Once the request is sent in, DROP provides pieces of data to data brokers to look for matches in their records. If a match is found, there is a deletion of all the information that pertains to you (unless you have chosen to let them retain some form of your data). The data deleted is both the sensitive information and the inferred information of the data. First-party data, exempted data (data they are legally allowed to keep that is protected by other laws), and publicly available data will be retained by data brokers who register.
Data brokers are then given 45 days to delete the requested data, otherwise they are faced with repercussions including a $200 fine every day the data sits in their system.
While an effective system, the original proposal’s wording faced much backlash from data brokers and industries that rely on consumer data due to possible legislative oversteps.

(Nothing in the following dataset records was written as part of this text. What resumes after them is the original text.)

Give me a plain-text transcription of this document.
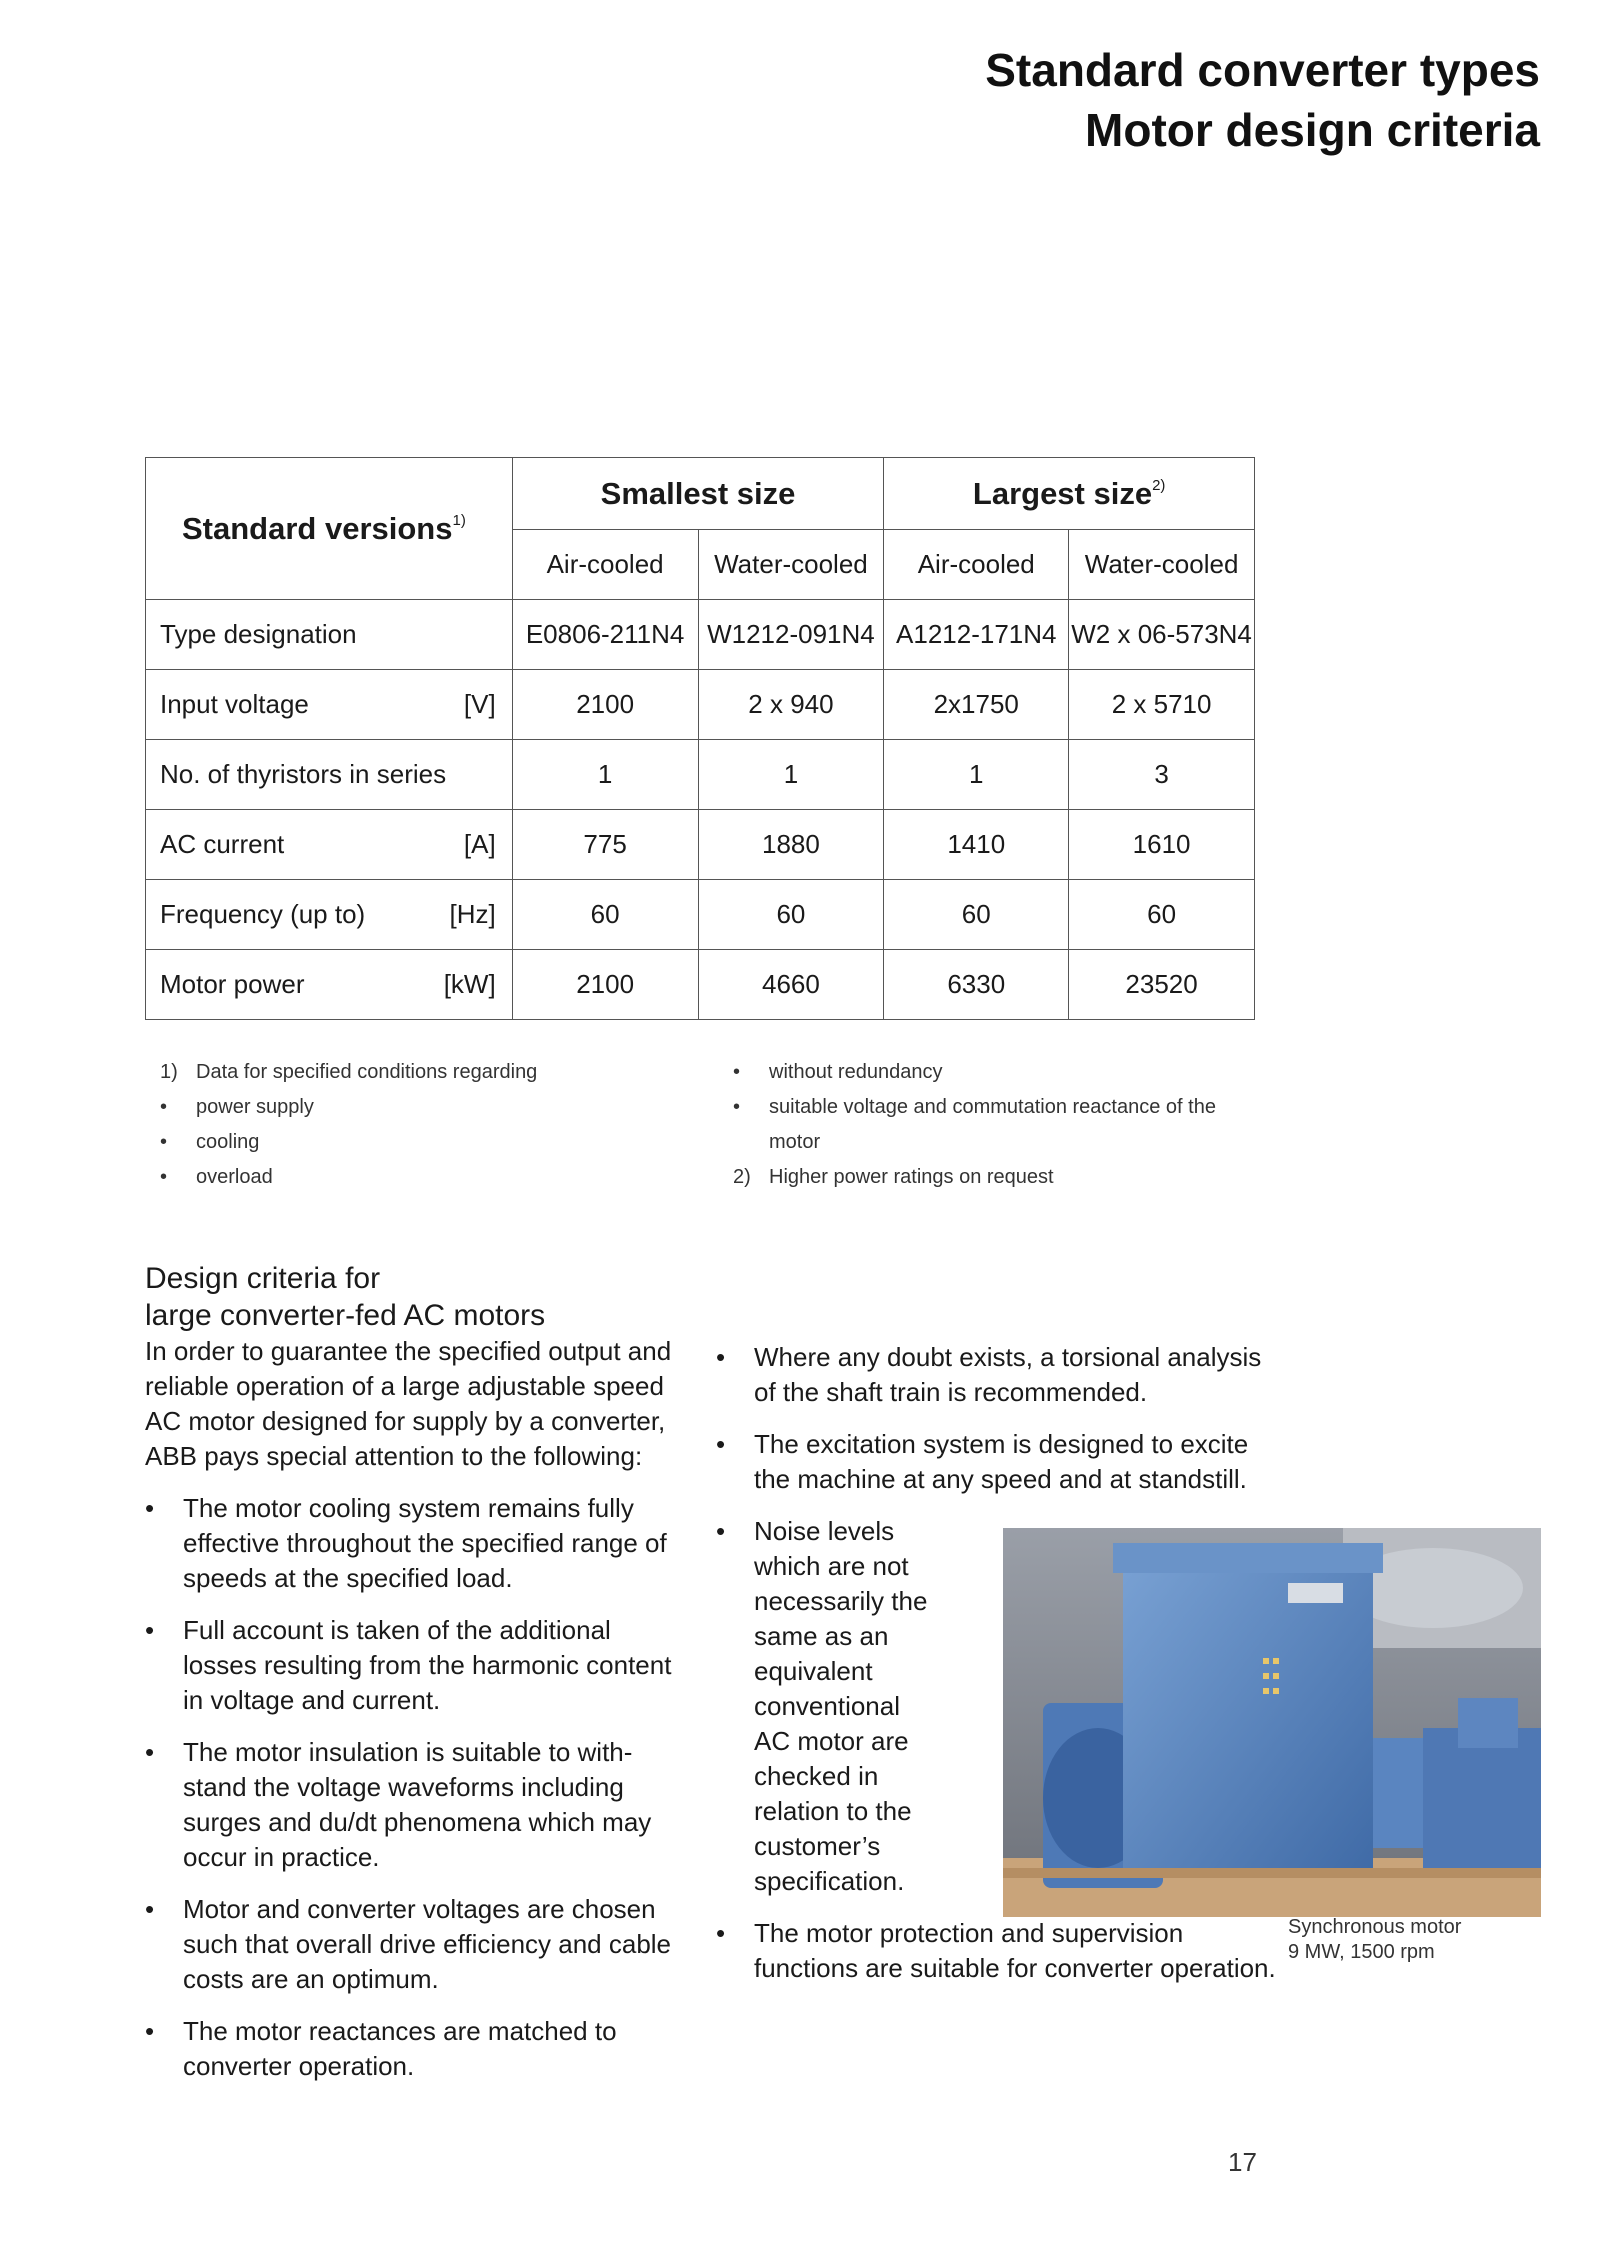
Standard converter types
Motor design criteria
Standard versions$^{1)}$	Smallest size		Largest size$^{2)}$
	Air-cooled	Water-cooled	Air-cooled	Water-cooled

Type designation	E0806-211N4	W1212-091N4	A1212-171N4	W2 x 06-573N4

Input voltage [V]	2100	2 x 940	2x1750	2 x 5710

No. of thyristors in series	1	1	1	3

AC current [A]	775	1880	1410	1610

Frequency (up to) [Hz]	60	60	60	60

Motor power [kW]	2100	4660	6330	23520
1) Data for specified conditions regarding
•	power supply
•	cooling
•	overload
•	without redundancy
•	suitable voltage and commutation reactance of the
motor
2) Higher power ratings on request
Design criteria for
large converter-fed AC motors

In order to guarantee the specified output and reliable operation of a large adjustable speed AC motor designed for supply by a converter, ABB pays special attention to the following:

•	The motor cooling system remains fully effective throughout the specified range of speeds at the specified load.
•	Full account is taken of the additional losses resulting from the harmonic content in voltage and current.
•	The motor insulation is suitable to with-stand the voltage waveforms including surges and du/dt phenomena which may occur in practice.
•	Motor and converter voltages are chosen such that overall drive efficiency and cable costs are an optimum.
•	The motor reactances are matched to converter operation.
•	Where any doubt exists, a torsional analysis of the shaft train is recommended.
•	The excitation system is designed to excite the machine at any speed and at standstill.
•	Noise levels
which are not
necessarily the
same as an
equivalent
conventional
AC motor are
checked in
relation to the
customer’s
specification.
•	The motor protection and supervision functions are suitable for converter operation.
Synchronous motor
9 MW, 1500 rpm
17
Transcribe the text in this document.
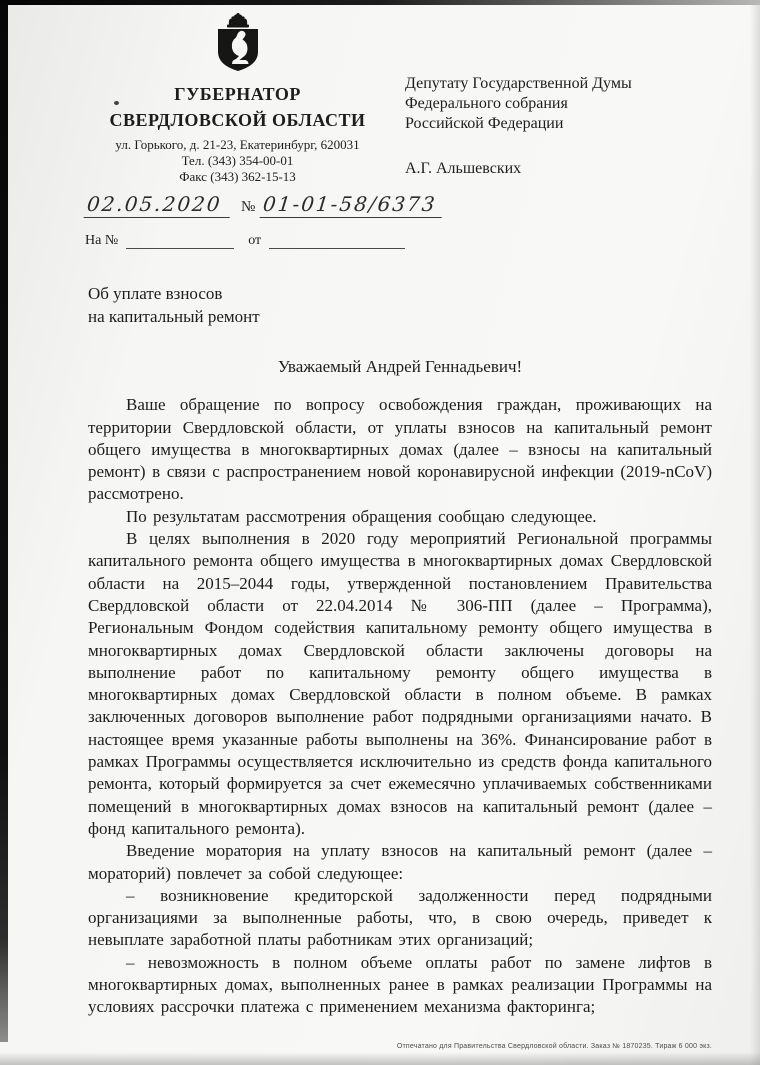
ГУБЕРНАТОР
СВЕРДЛОВСКОЙ ОБЛАСТИ
ул. Горького, д. 21-23, Екатеринбург, 620031
Тел. (343) 354-00-01
Факс (343) 362-15-13
Депутату Государственной Думы
Федерального собрания
Российской Федерации
А.Г. Альшевских
02.05.2020	№ 01-01-58/6373
На №	от
Об уплате взносов
на капитальный ремонт
Уважаемый Андрей Геннадьевич!

Ваше обращение по вопросу освобождения граждан, проживающих на территории Свердловской области, от уплаты взносов на капитальный ремонт общего имущества в многоквартирных домах (далее – взносы на капитальный ремонт) в связи с распространением новой коронавирусной инфекции (2019-nCoV) рассмотрено.

По результатам рассмотрения обращения сообщаю следующее.

В целях выполнения в 2020 году мероприятий Региональной программы капитального ремонта общего имущества в многоквартирных домах Свердловской области на 2015–2044 годы, утвержденной постановлением Правительства Свердловской области от 22.04.2014 № 306-ПП (далее – Программа), Региональным Фондом содействия капитальному ремонту общего имущества в многоквартирных домах Свердловской области заключены договоры на выполнение работ по капитальному ремонту общего имущества в многоквартирных домах Свердловской области в полном объеме. В рамках заключенных договоров выполнение работ подрядными организациями начато. В настоящее время указанные работы выполнены на 36%. Финансирование работ в рамках Программы осуществляется исключительно из средств фонда капитального ремонта, который формируется за счет ежемесячно уплачиваемых собственниками помещений в многоквартирных домах взносов на капитальный ремонт (далее – фонд капитального ремонта).

Введение моратория на уплату взносов на капитальный ремонт (далее – мораторий) повлечет за собой следующее:

– возникновение кредиторской задолженности перед подрядными организациями за выполненные работы, что, в свою очередь, приведет к невыплате заработной платы работникам этих организаций;

– невозможность в полном объеме оплаты работ по замене лифтов в многоквартирных домах, выполненных ранее в рамках реализации Программы на условиях рассрочки платежа с применением механизма факторинга;

Отпечатано для Правительства Свердловской области. Заказ № 1870235. Тираж 6 000 экз.
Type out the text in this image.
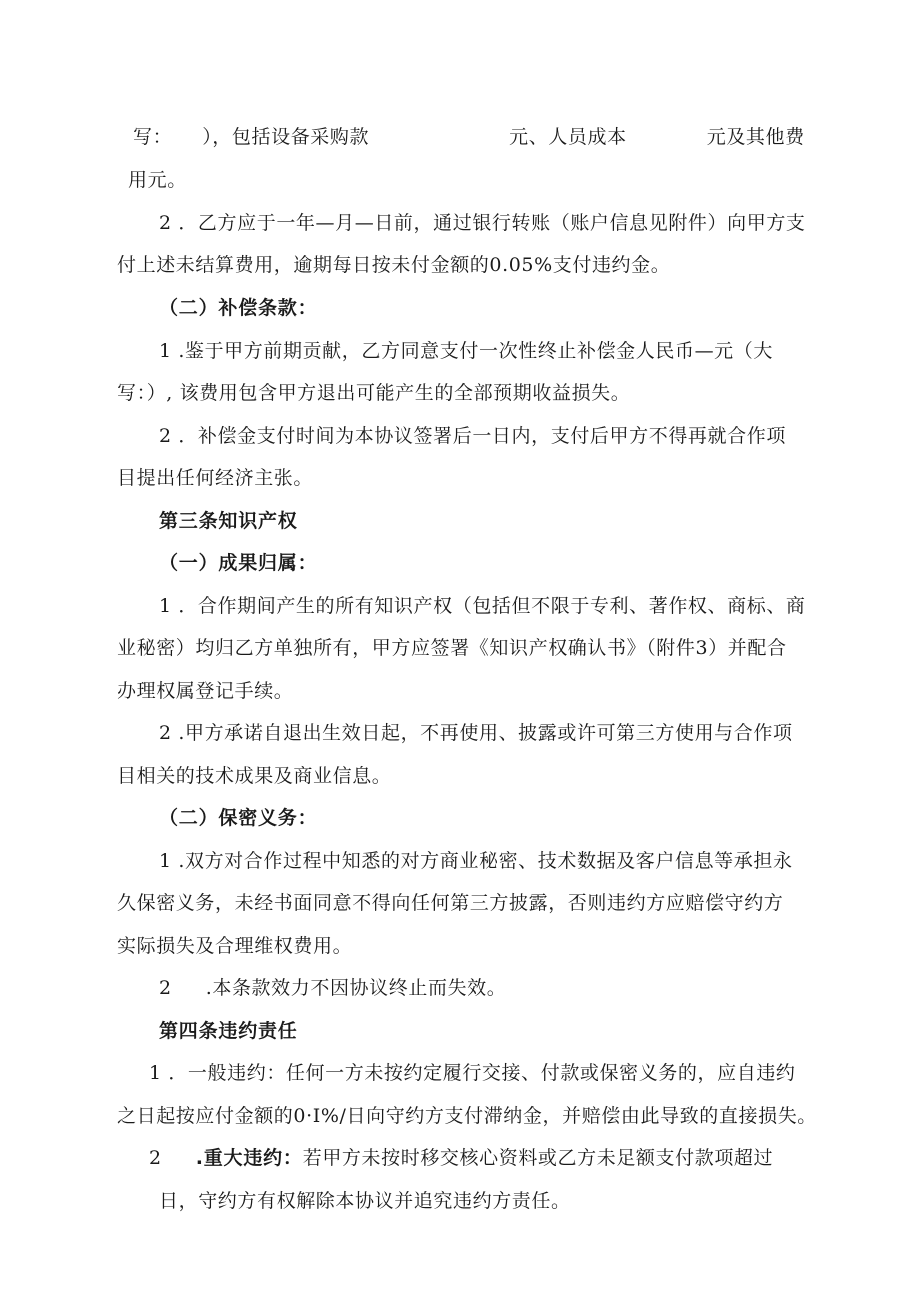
写： ），包括设备采购款	元、人员成本	元及其他费
用元。
2 ．乙方应于一年—月—日前，通过银行转账（账户信息见附件）向甲方支
付上述未结算费用，逾期每日按未付金额的0.05%支付违约金。
（二）补偿条款：
1 .鉴于甲方前期贡献，乙方同意支付一次性终止补偿金人民币—元（大
写：）, 该费用包含甲方退出可能产生的全部预期收益损失。
2 ．补偿金支付时间为本协议签署后一日内，支付后甲方不得再就合作项
目提出任何经济主张。
第三条知识产权
（一）成果归属：
1 ．合作期间产生的所有知识产权（包括但不限于专利、著作权、商标、商
业秘密）均归乙方单独所有，甲方应签署《知识产权确认书》（附件3）并配合
办理权属登记手续。
2 .甲方承诺自退出生效日起，不再使用、披露或许可第三方使用与合作项
目相关的技术成果及商业信息。
（二）保密义务：
1 .双方对合作过程中知悉的对方商业秘密、技术数据及客户信息等承担永
久保密义务，未经书面同意不得向任何第三方披露，否则违约方应赔偿守约方
实际损失及合理维权费用。
2 .本条款效力不因协议终止而失效。
第四条违约责任
1 ．一般违约：任何一方未按约定履行交接、付款或保密义务的，应自违约
之日起按应付金额的0·I%/日向守约方支付滞纳金，并赔偿由此导致的直接损失。
2 .重大违约：若甲方未按时移交核心资料或乙方未足额支付款项超过
日，守约方有权解除本协议并追究违约方责任。
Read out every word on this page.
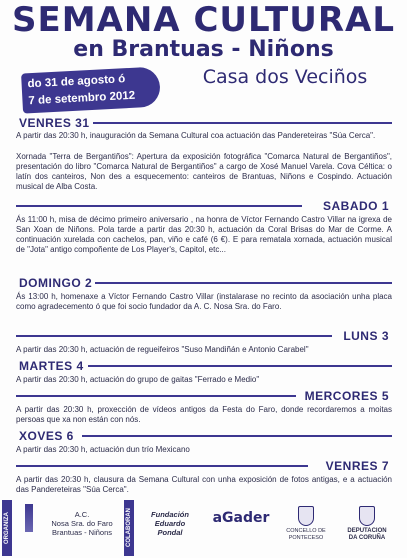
SEMANA CULTURAL
en Brantuas - Niñons
do 31 de agosto ó
7 de setembro 2012
Casa dos Veciños
VENRES 31
A partir das 20:30 h, inauguración da Semana Cultural coa actuación das Pandereteiras "Súa Cerca".
Xornada "Terra de Bergantiños": Apertura da exposición fotográfica "Comarca Natural de Bergantiños", presentación do libro "Comarca Natural de Bergantiños" a cargo de Xosé Manuel Varela. Cova Céltica: o latín dos canteiros, Non des a esquecemento: canteiros de Brantuas, Niñons e Cospindo. Actuación musical de Alba Costa.
SABADO 1
Ás 11:00 h, misa de décimo primeiro aniversario , na honra de Víctor Fernando Castro Villar na igrexa de San Xoan de Niñons. Pola tarde a partir das 20:30 h, actuación da Coral Brisas do Mar de Corme. A continuación xurelada con cachelos, pan, viño e café (6 €). E para rematala xornada, actuación musical de "Jota" antigo compoñente de Los Player's, Capitol, etc...
DOMINGO 2
Ás 13:00 h, homenaxe a Víctor Fernando Castro Villar (instalarase no recinto da asociación unha placa como agradecemento ó que foi socio fundador da A. C. Nosa Sra. do Faro.
LUNS 3
A partir das 20:30 h, actuación de regueifeiros "Suso Mandiñán e Antonio Carabel"
MARTES 4
A partir das 20:30 h, actuación do grupo de gaitas "Ferrado e Medio"
MERCORES 5
A partir das 20:30 h, proxección de vídeos antigos da Festa do Faro, donde recordaremos a moitas persoas que xa non están con nós.
XOVES 6
A partir das 20:30 h, actuación dun trío Mexicano
VENRES 7
A partir das 20:30 h, clausura da Semana Cultural con unha exposición de fotos antigas, e a actuación das Pandereteiras "Súa Cerca".
ORGANIZA	A.C.
Nosa Sra. do Faro
Brantuas - Niñons	COLABORAN	Fundación
Eduardo
Pondal
aGader
CONCELLO DE
PONTECESO
DEPUTACION
DA CORUÑA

An existing debate regarding DROP comes in the way it defines ‘direct relationships’, which as defined by CalPrivacy in this legislation, was a consumer that has intentionally interacted with a business to access, purchase, use, request, or obtain information about the business’s products or services. Dissenters spoke to how strict first-party data transactions are the only ones that should be considered under this definition. Red flags included possible First Amendment rights violations, where entities may argue that the restriction on the ability to exchange and store personal data is a violation of free expression, or Commerce Clause defenses, where courts could find regulations imposed by DROP affect businesses in another state. While there has been significant rewriting of the original proposal and amendments made to be more cognizant of these possible objections, especially through public comment in CalPrivacy board meetings, there seems to be an inevitability of corporations mounting legal defenses when faced with DROP’s heavy scrutiny of their business models.
A universal deletion tool is just a matter of time, where individuals across the U.S. can delete their data from being unjustly commodified and sold
Even given these challenges, consumers have been signing up in hordes. With more than 155,000 sign-ups by January 20th, that amounts to almost 8,000 a day. With the enforcement period beginning in August of this year, the future looks bright for DROP, given its attention from other states.There is some interest at the national level for policies like this. Senator Ron Wyden (D-OR) submitted his active support for the development and implementation of DROP, and hopes it can be oriented to protect U.S. government employees with particularly valuable data. His own bill, the “Mind Your Business Act” (S.1444 — 117th Congress), was not passed in Congress.In his analysis of the potential for DROP to grow, Senator Wyden provides context for where the rest of the country stands on the tool, with states like Oregon and Colorado adopting bills that will likely result in similar systems. A universal deletion tool is just a matter of time, where individuals across the U.S. can delete their data from being unjustly commodified and sold.